Как-то в эти дни двери палаты торжественно распахнулись, и четыре санитара внесли большой фанерный ящик с конфетами, на крышке которого были написаны нелепые, но милые стихи — подарок друзей из первого отделения, в частности от моей боевой бригады. Я едва удержался от слез… Каждый вечер, отправляясь в Зеленый театр, Степа Медведев, крупный инженер, с которым я познакомился еще в бутырской тюрьме и сдружился в этапе, подходил к окну и, прижав нос к стеклу, долго молча улыбался и в удобный момент совал через форточку селедку, которую экономил от обеда: мне до боли хотелось чего-нибудь острого, и я отдавал больным мясные блюда за свежий зеленый салат, который считался у них никчемной травой.
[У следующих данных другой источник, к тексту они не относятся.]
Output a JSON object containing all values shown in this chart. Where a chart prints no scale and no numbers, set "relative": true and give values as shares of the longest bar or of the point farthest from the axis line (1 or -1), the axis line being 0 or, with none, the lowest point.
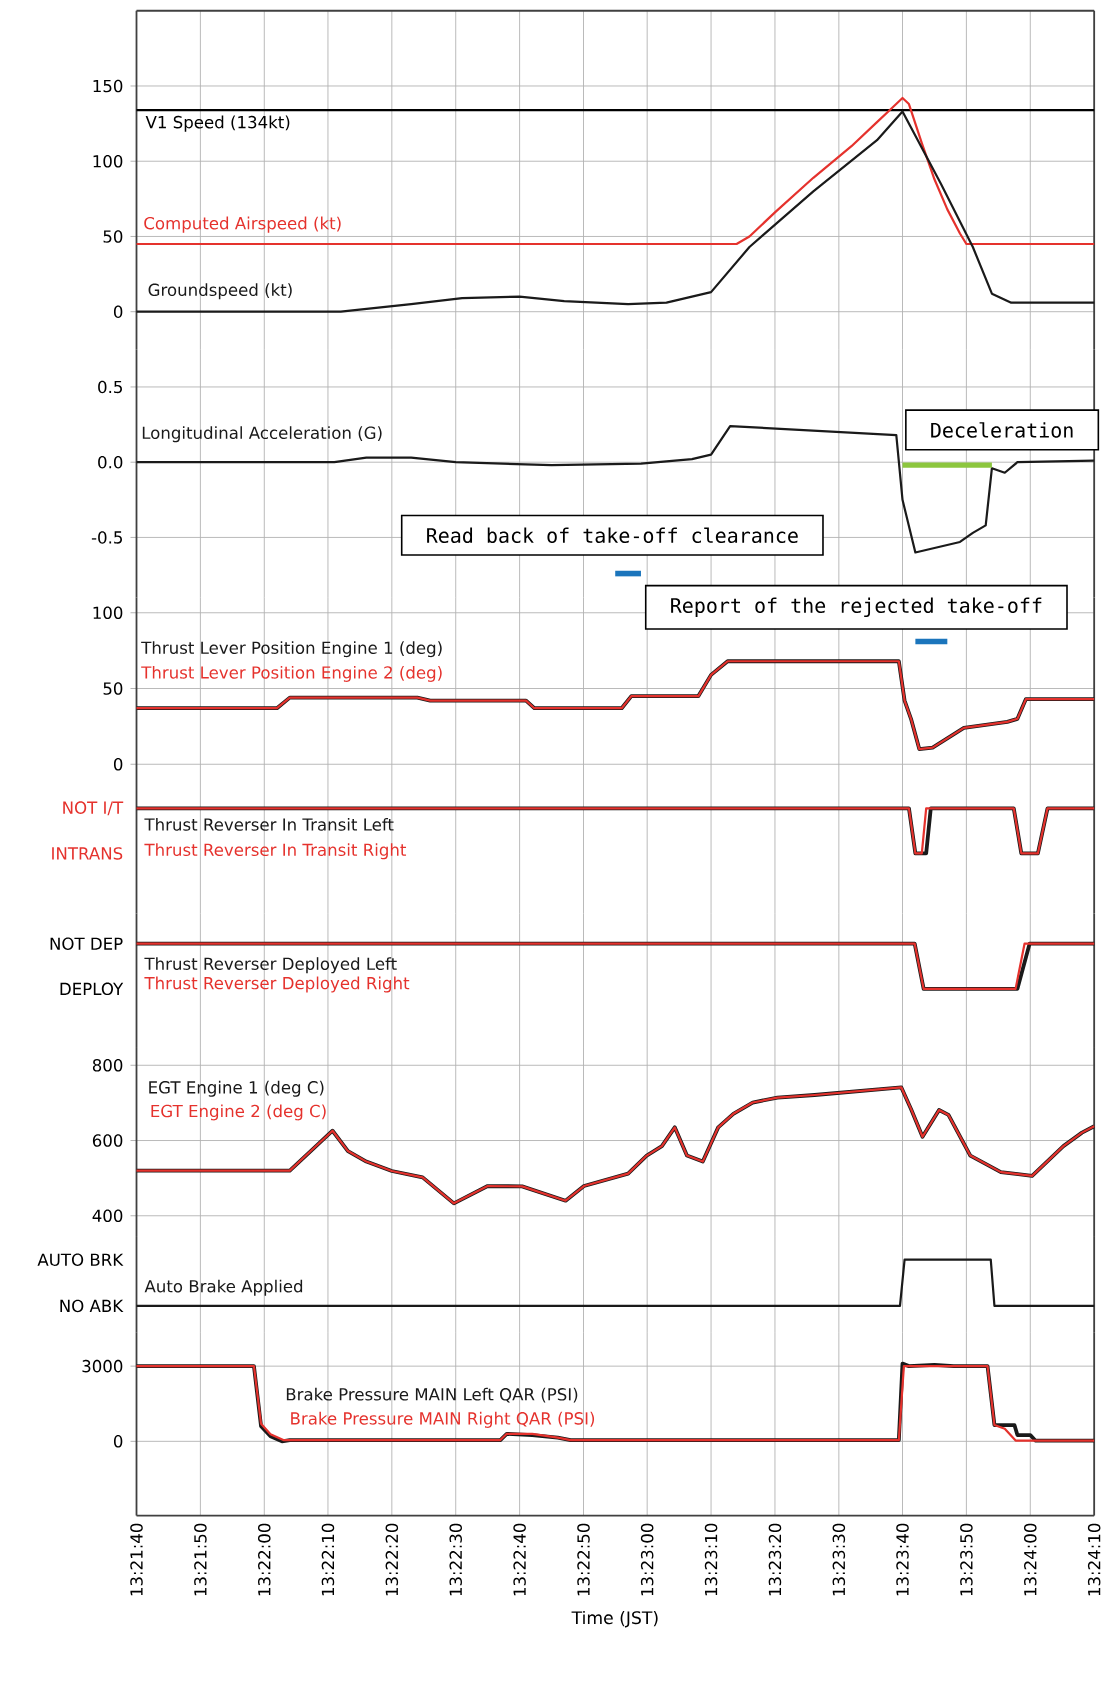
{
  "chart_data": [
    {
      "type": "line",
      "xlim": [
        13.36111,
        13.40278
      ],
      "ylim": [
        -25,
        200
      ],
      "grid": true,
      "tick_labels": "y",
      "xticks": [
        {
          "value": 13.36111,
          "label": null
        },
        {
          "value": 13.36389,
          "label": null
        },
        {
          "value": 13.36667,
          "label": null
        },
        {
          "value": 13.36944,
          "label": null
        },
        {
          "value": 13.37222,
          "label": null
        },
        {
          "value": 13.375,
          "label": null
        },
        {
          "value": 13.37778,
          "label": null
        },
        {
          "value": 13.38056,
          "label": null
        },
        {
          "value": 13.38333,
          "label": null
        },
        {
          "value": 13.38611,
          "label": null
        },
        {
          "value": 13.38889,
          "label": null
        },
        {
          "value": 13.39167,
          "label": null
        },
        {
          "value": 13.39444,
          "label": null
        },
        {
          "value": 13.39722,
          "label": null
        },
        {
          "value": 13.4,
          "label": null
        },
        {
          "value": 13.40278,
          "label": null
        }
      ],
      "yticks": [
        0,
        50,
        100,
        150
      ],
      "ref_lines": [
        {
          "axis": "y",
          "value": 134,
          "label": "V1 Speed (134kt)"
        }
      ],
      "series": [
        {
          "name": "Computed Airspeed (kt)",
          "color": "#e5322d",
          "x": [
            13.36111,
            13.38722,
            13.38778,
            13.38889,
            13.39056,
            13.39222,
            13.39333,
            13.39389,
            13.39444,
            13.39472,
            13.39528,
            13.39583,
            13.39639,
            13.39694,
            13.39722,
            13.40278
          ],
          "values": [
            45,
            45,
            50,
            66,
            89,
            110,
            126,
            134,
            142,
            138,
            112,
            88,
            68,
            52,
            45,
            45
          ]
        },
        {
          "name": "Groundspeed (kt)",
          "color": "#1a1a1a",
          "x": [
            13.36111,
            13.37,
            13.37306,
            13.37528,
            13.37778,
            13.37972,
            13.3825,
            13.38417,
            13.38611,
            13.38778,
            13.39056,
            13.39333,
            13.39444,
            13.39611,
            13.3975,
            13.39833,
            13.39917,
            13.40278
          ],
          "values": [
            0,
            0,
            5,
            9,
            10,
            7,
            5,
            6,
            13,
            43,
            80,
            114,
            133,
            85,
            43,
            12,
            6,
            6
          ]
        }
      ]
    },
    {
      "type": "line",
      "xlim": [
        13.36111,
        13.40278
      ],
      "ylim": [
        -0.9,
        0.75
      ],
      "grid": true,
      "tick_labels": "y",
      "xticks": [
        {
          "value": 13.36111,
          "label": null
        },
        {
          "value": 13.36389,
          "label": null
        },
        {
          "value": 13.36667,
          "label": null
        },
        {
          "value": 13.36944,
          "label": null
        },
        {
          "value": 13.37222,
          "label": null
        },
        {
          "value": 13.375,
          "label": null
        },
        {
          "value": 13.37778,
          "label": null
        },
        {
          "value": 13.38056,
          "label": null
        },
        {
          "value": 13.38333,
          "label": null
        },
        {
          "value": 13.38611,
          "label": null
        },
        {
          "value": 13.38889,
          "label": null
        },
        {
          "value": 13.39167,
          "label": null
        },
        {
          "value": 13.39444,
          "label": null
        },
        {
          "value": 13.39722,
          "label": null
        },
        {
          "value": 13.4,
          "label": null
        },
        {
          "value": 13.40278,
          "label": null
        }
      ],
      "yticks": [
        -0.5,
        {
          "value": 0,
          "label": "0.0"
        },
        0.5
      ],
      "annotations": [
        "Read back of take-off clearance",
        "Deceleration"
      ],
      "series": [
        {
          "name": "Longitudinal Acceleration (G)",
          "color": "#1a1a1a",
          "x": [
            13.36111,
            13.36972,
            13.37111,
            13.37306,
            13.375,
            13.37917,
            13.38306,
            13.38528,
            13.38611,
            13.38694,
            13.39417,
            13.39444,
            13.395,
            13.39583,
            13.39694,
            13.3975,
            13.39806,
            13.39833,
            13.39889,
            13.39944,
            13.40278
          ],
          "values": [
            0,
            0,
            0.03,
            0.03,
            0,
            -0.02,
            -0.01,
            0.02,
            0.05,
            0.24,
            0.18,
            -0.25,
            -0.6,
            -0.57,
            -0.53,
            -0.47,
            -0.42,
            -0.04,
            -0.07,
            0,
            0.01
          ]
        },
        {
          "color": "#1b75bc",
          "x": [
            13.38194,
            13.38306
          ],
          "values": [
            -0.74,
            -0.74
          ]
        },
        {
          "color": "#8cc63e",
          "x": [
            13.39444,
            13.39833
          ],
          "values": [
            -0.02,
            -0.02
          ]
        }
      ]
    },
    {
      "type": "line",
      "xlim": [
        13.36111,
        13.40278
      ],
      "ylim": [
        -17,
        110
      ],
      "grid": true,
      "tick_labels": "y",
      "xticks": [
        {
          "value": 13.36111,
          "label": null
        },
        {
          "value": 13.36389,
          "label": null
        },
        {
          "value": 13.36667,
          "label": null
        },
        {
          "value": 13.36944,
          "label": null
        },
        {
          "value": 13.37222,
          "label": null
        },
        {
          "value": 13.375,
          "label": null
        },
        {
          "value": 13.37778,
          "label": null
        },
        {
          "value": 13.38056,
          "label": null
        },
        {
          "value": 13.38333,
          "label": null
        },
        {
          "value": 13.38611,
          "label": null
        },
        {
          "value": 13.38889,
          "label": null
        },
        {
          "value": 13.39167,
          "label": null
        },
        {
          "value": 13.39444,
          "label": null
        },
        {
          "value": 13.39722,
          "label": null
        },
        {
          "value": 13.4,
          "label": null
        },
        {
          "value": 13.40278,
          "label": null
        }
      ],
      "yticks": [
        0,
        50,
        100
      ],
      "annotations": [
        "Report of the rejected take-off"
      ],
      "series": [
        {
          "name": "Thrust Lever Position Engine 1 (deg)",
          "color": "#1a1a1a",
          "x": [
            13.36111,
            13.36722,
            13.36778,
            13.37333,
            13.37389,
            13.37806,
            13.37842,
            13.38222,
            13.38264,
            13.38556,
            13.38611,
            13.38683,
            13.39428,
            13.39453,
            13.39481,
            13.39517,
            13.39575,
            13.39711,
            13.399,
            13.39944,
            13.39981,
            13.40278
          ],
          "values": [
            37,
            37,
            44,
            44,
            42,
            42,
            37,
            37,
            45,
            45,
            59,
            68,
            68,
            42,
            30,
            10,
            11,
            24,
            28,
            30,
            43,
            43
          ]
        },
        {
          "name": "Thrust Lever Position Engine 2 (deg)",
          "color": "#e5322d",
          "x": [
            13.36111,
            13.36722,
            13.36778,
            13.37333,
            13.37389,
            13.37806,
            13.37842,
            13.38222,
            13.38264,
            13.38556,
            13.38611,
            13.38683,
            13.39428,
            13.39453,
            13.39481,
            13.39517,
            13.39575,
            13.39711,
            13.399,
            13.39944,
            13.39981,
            13.40278
          ],
          "values": [
            37,
            37,
            44,
            44,
            42,
            42,
            37,
            37,
            45,
            45,
            59,
            68,
            68,
            42,
            30,
            10,
            11,
            24,
            28,
            30,
            43,
            43
          ]
        },
        {
          "color": "#1b75bc",
          "x": [
            13.395,
            13.39639
          ],
          "values": [
            81,
            81
          ]
        }
      ]
    },
    {
      "type": "line",
      "xlim": [
        13.36111,
        13.40278
      ],
      "relative": true,
      "grid": true,
      "tick_labels": "y",
      "annotations": [
        "NOT I/T",
        "INTRANS"
      ],
      "xticks": [
        {
          "value": 13.36111,
          "label": null
        },
        {
          "value": 13.36389,
          "label": null
        },
        {
          "value": 13.36667,
          "label": null
        },
        {
          "value": 13.36944,
          "label": null
        },
        {
          "value": 13.37222,
          "label": null
        },
        {
          "value": 13.375,
          "label": null
        },
        {
          "value": 13.37778,
          "label": null
        },
        {
          "value": 13.38056,
          "label": null
        },
        {
          "value": 13.38333,
          "label": null
        },
        {
          "value": 13.38611,
          "label": null
        },
        {
          "value": 13.38889,
          "label": null
        },
        {
          "value": 13.39167,
          "label": null
        },
        {
          "value": 13.39444,
          "label": null
        },
        {
          "value": 13.39722,
          "label": null
        },
        {
          "value": 13.4,
          "label": null
        },
        {
          "value": 13.40278,
          "label": null
        }
      ],
      "series": [
        {
          "name": "Thrust Reverser In Transit Left",
          "color": "#1a1a1a",
          "x": [
            13.36111,
            13.39472,
            13.395,
            13.39547,
            13.39567,
            13.39928,
            13.39961,
            13.40033,
            13.40075,
            13.40278
          ],
          "values": [
            1,
            1,
            0,
            0,
            1,
            1,
            0,
            0,
            1,
            1
          ]
        },
        {
          "name": "Thrust Reverser In Transit Right",
          "color": "#e5322d",
          "x": [
            13.36111,
            13.39472,
            13.395,
            13.39528,
            13.39547,
            13.39928,
            13.39961,
            13.40033,
            13.40075,
            13.40278
          ],
          "values": [
            1,
            1,
            0,
            0,
            1,
            1,
            0,
            0,
            1,
            1
          ]
        }
      ]
    },
    {
      "type": "line",
      "xlim": [
        13.36111,
        13.40278
      ],
      "relative": true,
      "grid": true,
      "tick_labels": "y",
      "annotations": [
        "NOT DEP",
        "DEPLOY"
      ],
      "xticks": [
        {
          "value": 13.36111,
          "label": null
        },
        {
          "value": 13.36389,
          "label": null
        },
        {
          "value": 13.36667,
          "label": null
        },
        {
          "value": 13.36944,
          "label": null
        },
        {
          "value": 13.37222,
          "label": null
        },
        {
          "value": 13.375,
          "label": null
        },
        {
          "value": 13.37778,
          "label": null
        },
        {
          "value": 13.38056,
          "label": null
        },
        {
          "value": 13.38333,
          "label": null
        },
        {
          "value": 13.38611,
          "label": null
        },
        {
          "value": 13.38889,
          "label": null
        },
        {
          "value": 13.39167,
          "label": null
        },
        {
          "value": 13.39444,
          "label": null
        },
        {
          "value": 13.39722,
          "label": null
        },
        {
          "value": 13.4,
          "label": null
        },
        {
          "value": 13.40278,
          "label": null
        }
      ],
      "series": [
        {
          "name": "Thrust Reverser Deployed Left",
          "color": "#1a1a1a",
          "x": [
            13.36111,
            13.39497,
            13.39536,
            13.39944,
            13.39997,
            13.40278
          ],
          "values": [
            1,
            1,
            0,
            0,
            1,
            1
          ]
        },
        {
          "name": "Thrust Reverser Deployed Right",
          "color": "#e5322d",
          "x": [
            13.36111,
            13.39497,
            13.39536,
            13.39936,
            13.39975,
            13.40278
          ],
          "values": [
            1,
            1,
            0,
            0,
            1,
            1
          ]
        }
      ]
    },
    {
      "type": "line",
      "xlim": [
        13.36111,
        13.40278
      ],
      "ylim": [
        346,
        846
      ],
      "grid": true,
      "tick_labels": "y",
      "xticks": [
        {
          "value": 13.36111,
          "label": null
        },
        {
          "value": 13.36389,
          "label": null
        },
        {
          "value": 13.36667,
          "label": null
        },
        {
          "value": 13.36944,
          "label": null
        },
        {
          "value": 13.37222,
          "label": null
        },
        {
          "value": 13.375,
          "label": null
        },
        {
          "value": 13.37778,
          "label": null
        },
        {
          "value": 13.38056,
          "label": null
        },
        {
          "value": 13.38333,
          "label": null
        },
        {
          "value": 13.38611,
          "label": null
        },
        {
          "value": 13.38889,
          "label": null
        },
        {
          "value": 13.39167,
          "label": null
        },
        {
          "value": 13.39444,
          "label": null
        },
        {
          "value": 13.39722,
          "label": null
        },
        {
          "value": 13.4,
          "label": null
        },
        {
          "value": 13.40278,
          "label": null
        }
      ],
      "yticks": [
        400,
        600,
        800
      ],
      "series": [
        {
          "name": "EGT Engine 1 (deg C)",
          "color": "#1a1a1a",
          "x": [
            13.36111,
            13.36778,
            13.36869,
            13.36964,
            13.37031,
            13.37111,
            13.37222,
            13.37356,
            13.37492,
            13.37639,
            13.37789,
            13.37978,
            13.38058,
            13.3825,
            13.38331,
            13.38397,
            13.38453,
            13.38506,
            13.38575,
            13.38642,
            13.38708,
            13.38792,
            13.389,
            13.39061,
            13.39439,
            13.39481,
            13.39531,
            13.39603,
            13.39644,
            13.39739,
            13.39872,
            13.40008,
            13.40144,
            13.40225,
            13.40278
          ],
          "values": [
            520,
            520,
            572,
            626,
            572,
            544,
            519,
            502,
            433,
            479,
            478,
            440,
            479,
            512,
            560,
            585,
            635,
            560,
            544,
            635,
            671,
            701,
            714,
            721,
            741,
            684,
            610,
            681,
            668,
            560,
            516,
            506,
            585,
            621,
            638
          ]
        },
        {
          "name": "EGT Engine 2 (deg C)",
          "color": "#e5322d",
          "x": [
            13.36111,
            13.36778,
            13.36869,
            13.36964,
            13.37031,
            13.37111,
            13.37222,
            13.37356,
            13.37492,
            13.37639,
            13.37789,
            13.37978,
            13.38058,
            13.3825,
            13.38331,
            13.38397,
            13.38453,
            13.38506,
            13.38575,
            13.38642,
            13.38708,
            13.38792,
            13.389,
            13.39061,
            13.39439,
            13.39481,
            13.39531,
            13.39603,
            13.39644,
            13.39739,
            13.39872,
            13.40008,
            13.40144,
            13.40225,
            13.40278
          ],
          "values": [
            520,
            520,
            572,
            626,
            572,
            544,
            519,
            502,
            433,
            479,
            478,
            440,
            479,
            512,
            560,
            585,
            635,
            560,
            544,
            635,
            671,
            701,
            714,
            721,
            741,
            684,
            610,
            681,
            668,
            560,
            516,
            506,
            585,
            621,
            638
          ]
        }
      ]
    },
    {
      "type": "line",
      "xlim": [
        13.36111,
        13.40278
      ],
      "relative": true,
      "grid": true,
      "tick_labels": "y",
      "annotations": [
        "AUTO BRK",
        "NO ABK"
      ],
      "xticks": [
        {
          "value": 13.36111,
          "label": null
        },
        {
          "value": 13.36389,
          "label": null
        },
        {
          "value": 13.36667,
          "label": null
        },
        {
          "value": 13.36944,
          "label": null
        },
        {
          "value": 13.37222,
          "label": null
        },
        {
          "value": 13.375,
          "label": null
        },
        {
          "value": 13.37778,
          "label": null
        },
        {
          "value": 13.38056,
          "label": null
        },
        {
          "value": 13.38333,
          "label": null
        },
        {
          "value": 13.38611,
          "label": null
        },
        {
          "value": 13.38889,
          "label": null
        },
        {
          "value": 13.39167,
          "label": null
        },
        {
          "value": 13.39444,
          "label": null
        },
        {
          "value": 13.39722,
          "label": null
        },
        {
          "value": 13.4,
          "label": null
        },
        {
          "value": 13.40278,
          "label": null
        }
      ],
      "series": [
        {
          "name": "Auto Brake Applied",
          "color": "#1a1a1a",
          "x": [
            13.36111,
            13.39433,
            13.39453,
            13.39828,
            13.39844,
            13.40278
          ],
          "values": [
            0,
            0,
            1,
            1,
            0,
            0
          ]
        }
      ]
    },
    {
      "type": "line",
      "xlim": [
        13.36111,
        13.40278
      ],
      "ylim": [
        -2960,
        4330
      ],
      "grid": true,
      "xlabel": "Time (JST)",
      "xticks": [
        {
          "value": 13.36111,
          "label": "13:21:40"
        },
        {
          "value": 13.36389,
          "label": "13:21:50"
        },
        {
          "value": 13.36667,
          "label": "13:22:00"
        },
        {
          "value": 13.36944,
          "label": "13:22:10"
        },
        {
          "value": 13.37222,
          "label": "13:22:20"
        },
        {
          "value": 13.375,
          "label": "13:22:30"
        },
        {
          "value": 13.37778,
          "label": "13:22:40"
        },
        {
          "value": 13.38056,
          "label": "13:22:50"
        },
        {
          "value": 13.38333,
          "label": "13:23:00"
        },
        {
          "value": 13.38611,
          "label": "13:23:10"
        },
        {
          "value": 13.38889,
          "label": "13:23:20"
        },
        {
          "value": 13.39167,
          "label": "13:23:30"
        },
        {
          "value": 13.39444,
          "label": "13:23:40"
        },
        {
          "value": 13.39722,
          "label": "13:23:50"
        },
        {
          "value": 13.4,
          "label": "13:24:00"
        },
        {
          "value": 13.40278,
          "label": "13:24:10"
        }
      ],
      "yticks": [
        0,
        3000
      ],
      "series": [
        {
          "name": "Brake Pressure MAIN Left QAR (PSI)",
          "color": "#1a1a1a",
          "x": [
            13.36111,
            13.36622,
            13.36653,
            13.36694,
            13.36744,
            13.36778,
            13.37694,
            13.37722,
            13.37833,
            13.37944,
            13.38,
            13.39428,
            13.39444,
            13.39472,
            13.39583,
            13.39667,
            13.39814,
            13.39844,
            13.39931,
            13.39944,
            13.4,
            13.40022,
            13.40278
          ],
          "values": [
            3000,
            3000,
            600,
            200,
            0,
            50,
            50,
            300,
            250,
            150,
            50,
            50,
            3100,
            3000,
            3050,
            3000,
            3000,
            650,
            650,
            250,
            250,
            30,
            30
          ]
        },
        {
          "name": "Brake Pressure MAIN Right QAR (PSI)",
          "color": "#e5322d",
          "x": [
            13.36111,
            13.36622,
            13.36653,
            13.36694,
            13.3675,
            13.37694,
            13.37722,
            13.37833,
            13.37944,
            13.38,
            13.39428,
            13.3945,
            13.39814,
            13.39844,
            13.39889,
            13.39936,
            13.40278
          ],
          "values": [
            3000,
            3000,
            700,
            280,
            50,
            50,
            300,
            300,
            150,
            50,
            50,
            3000,
            3000,
            650,
            500,
            30,
            30
          ]
        }
      ]
    }
  ]
}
Да, да, — в заполярном лагере, в это страшное время, больным заключенным давали свежий зеленый салат! Его я медленно жевал и делал это всегда вечером, когда в открытое окно доносилась музыка. Что я думал при этом? Болезнь прошла и вернулся разум, я жевал свежие хрустящие листья под звуки далекого оркестра и не думал, а чувствовал, ощущал в себе жизнь, радость жизни вообще, — радость даже лагерного существования. «Если у меня есть грудь, чтобы пробивать себе дорогу в будущее, то имеется также и спина, на которой лежит мучительный и драгоценный груз прошлого, — думал я. — Прошлое не снято и не опровергнуто теперешним заключением: это две стороны моего жизненного опыта, они дополняют, а не исключают друг друга. Да здравствует жизнь!»